JOSEPH HENRY and GRACE BROOKS work together

to produce spiteful, caring, vulnerable, attached, and also

‘hard’ work: “vulnerable like a gall, like a gall with a big

bug in it.” Featured in this issue are just four pages from

Let X=X, a work Joseph and Grace ideally see in portable

document format or printed in a zine. You can view the

complete work here: bit.ly/Y7sgyG. Advertisements,

ambivalence, missionaries, Outlook Web, people who

like salads with quinoa in them and probably have dogs,

caps lock, people who would never have dogs or salads

with quinoa, and the feeling of being minimally rebellious

are all critical influences of their work. Joseph, a joint

honors student in art history and German studies, sees his

artistic inclinations and life as a McGill student existing in

opposition, the McGill Daily comments section being a

crucial site for inspiration. Grace, a student of physiology

and physics, turns to art making as an alternative to her

disappointment from consumption of other media,

without which she wouldn’t know how to exist.

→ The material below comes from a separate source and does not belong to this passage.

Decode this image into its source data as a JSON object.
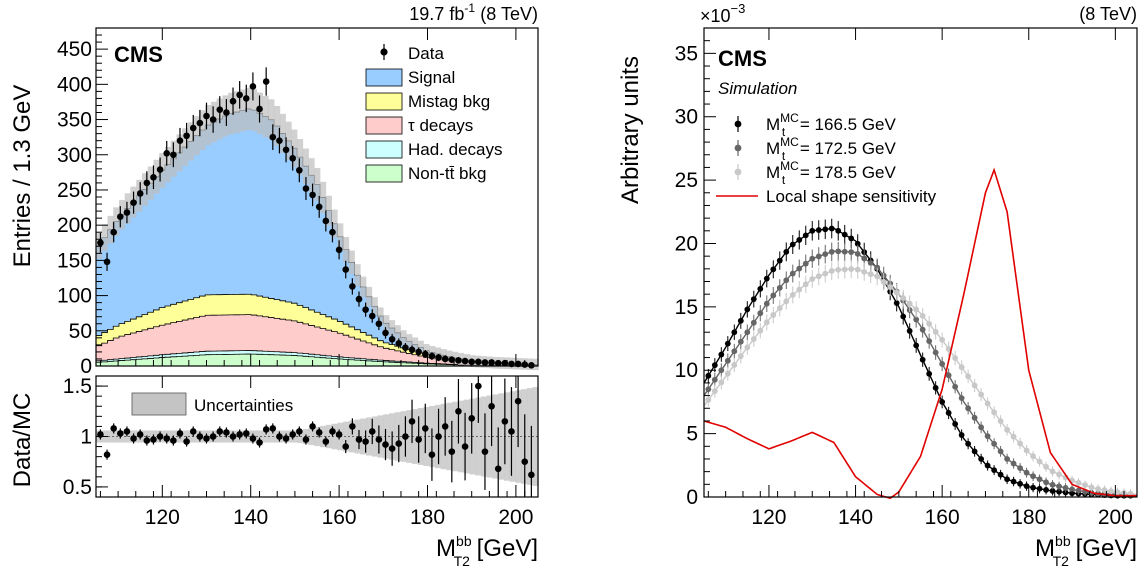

TAMARA AUGUSTEN fills up mini Moleskines and the

edges of notebooks with doodles. Currently in her final

semester of East Asian studies and economics, Tamara’s

mass drawing sprees often occur without purpose as

forms of distraction or to avoid filling in grad school

applications. Her work is inspired by cityscapes, organisms

inhabiting them, and relationship dynamics.

SARAH COOK describes her geometric paint-on-paper

pieces as “the kind of thing you can make in a couple

of minutes while watching a movie”. She maintains that

McGill has helped bring out the artist in her, because

as a “reluctant” fourth-year international development

student, most of her pieces are the fruition of dull lectures.

CATHERINE POLCZ views art making as a housekeeping

necessity. After her undergraduate degree, her creative

mind had a lot of catching up to do. Now pursuing a

Masters degree in plant science, she paints early in the

morning or late at night while listening to podcasts and

is inspired art and fiction induced mini-revelations. Her

work addresses the mysterious ability of portraiture as a

means of communication. “We look at people all the time,

so what is it to look at an impression of a person?”

THOMAS PRINGLE makes malnourished and parasitic

artwork. He is inspired by difference, machines,

perception, organs, animals, ticks, mayflies, jellyfish,

country rats and city rats. After time at film school and

a 35mm film project gone wrong, Thomas now focuses

on “minor quotidian photography.” His photography is

an ongoing experiment in learning the qualities of light.

Thomas is a Masters student in cultural studies.